Garcia, a South Bronx native, is of Puerto Rican heritage. He wonders if growing up outside of Fort Wayne may have made him sensitive to people living on the margins. He also sculpted Jesuit Priest (1974), located near the Three Rivers Water Filtration Plant and John Nuckols (1985), a bust of Fort Wayne’s first African American city councilperson.
Garcia’s challenge with Little Turtle was to envision a likeness based on few existing images.
Through his observations of Native Americans and others who live close to the land, Garcia developed a composite sketch, an “amalgam,” of what Little Turtle might have looked like.
Forming the sketch model, which was about 2-feet tall, was sometimes emotional, not unlike a conversation. Garcia gave this early rendering a nickname: “Turtle.” Turtle’s prominent features included “high cheekbones, a rectangular face, a strong jaw, and a proud chest.”
The actual statue was more technical and required months of planning and execution. In the vacant Journal Gazette building on South Clinton Street, he first molded Chief Little Turtle with oil-based clay. A photograph
from that time shows Garcia astride a ladder. His shoes are roughly the size of Little Turtle’s kneecaps.
Then he and his wife and children covered the massive figure with plaster to form a cast. Garcia drove the cast, divided into sections, to the foundry in Michigan. The completed work was revealed in a 1976 dedication ceremony that also honored the restored Canal House on E. Superior Street.
Over the years, Garcia has met a few Miami descendants. They thanked him for representing their history with a respectful statue.
Another sculptor, whom a few local artists describe as Garcia’s “rival,” was Sufi Ahmad. An art teacher at the University of St. Francis, Ahmad grew up in Lahore, Pakistan, and died in Fort Wayne in 2011.
Lenore DeFonso holds artwork by Sufi Ahmad.
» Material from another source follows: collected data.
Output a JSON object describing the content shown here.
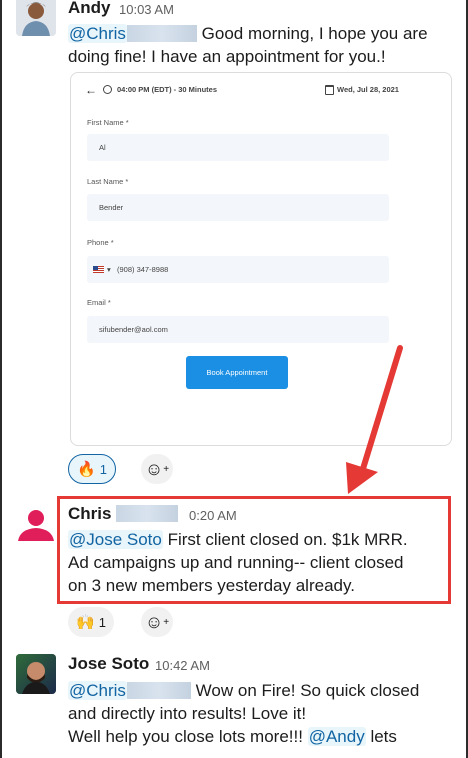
{
  "messages": [
    {
      "author": "Andy",
      "time": "10:03 AM",
      "mention": "@Chris",
      "text_line1": "Good morning, I hope you are",
      "text_line2": "doing fine! I have an appointment for you.!"
    },
    {
      "author": "Chris",
      "time": "0:20 AM",
      "mention": "@Jose Soto",
      "text_line1": "First client closed on. $1k MRR.",
      "text_line2": "Ad campaigns up and running-- client closed",
      "text_line3": "on 3 new members yesterday already."
    },
    {
      "author": "Jose Soto",
      "time": "10:42 AM",
      "mention": "@Chris",
      "text_line1": "Wow on Fire! So quick closed",
      "text_line2": "and directly into results! Love it!",
      "text_line3": "Well help you close lots more!!!",
      "mention2": "@Andy",
      "text_line3_end": "lets"
    }
  ],
  "form": {
    "time_duration": "04:00 PM (EDT) - 30 Minutes",
    "date": "Wed, Jul 28, 2021",
    "first_name_label": "First Name *",
    "first_name_value": "Al",
    "last_name_label": "Last Name *",
    "last_name_value": "Bender",
    "phone_label": "Phone *",
    "phone_value": "(908) 347-8988",
    "email_label": "Email *",
    "email_value": "sifubender@aol.com",
    "book_button": "Book Appointment"
  },
  "reactions": {
    "fire_emoji": "🔥",
    "fire_count": "1",
    "raised_hands_emoji": "🙌",
    "raised_hands_count": "1",
    "add_reaction_icon": "☺"
  },
  "colors": {
    "mention": "#1264a3",
    "highlight": "#e53935",
    "button": "#1a8fe3"
  }
}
Like Garcia, Ahmad had sculpted several busts of local leaders, including Little Turtle and Wayne, that appear in the rotunda of Flagstar Bank, ironically on E. Wayne Street. But Princess Mishawaka (1987), located in Mishawaka, stands out as especially unique. Based on an early American legend, Ahmad’s interpretation reveals an athletic woman with a regal bearing.
Ahmad’s partner Lenore DeFonso remembers how Ahmad made the large sculpture in the side yard of their home on Oakdale Avenue.
“It’s my favorite of Sufi’s pieces,” DeFonso says. “It’s her pose and the way she sits on the rocks. She is reaching back for an arrow in her quiver. She looks like she’s ready to deal with whatever comes her way.”
A statue of Princess Mishawaka by Sufi Ahmad (1987) at Mishawaka City Hall.
Sadly, as Charlie Savage wrote in his Politico piece, Native Americans would continue to suffer under this country’s broken oaths and unfair treaties, even though Wayne had “promised the rest of the territory would remain Indian land forever—hence ‘Indiana.’”
And for generations, Wayne’s images have dominated a city that systematically removed its earliest citizens.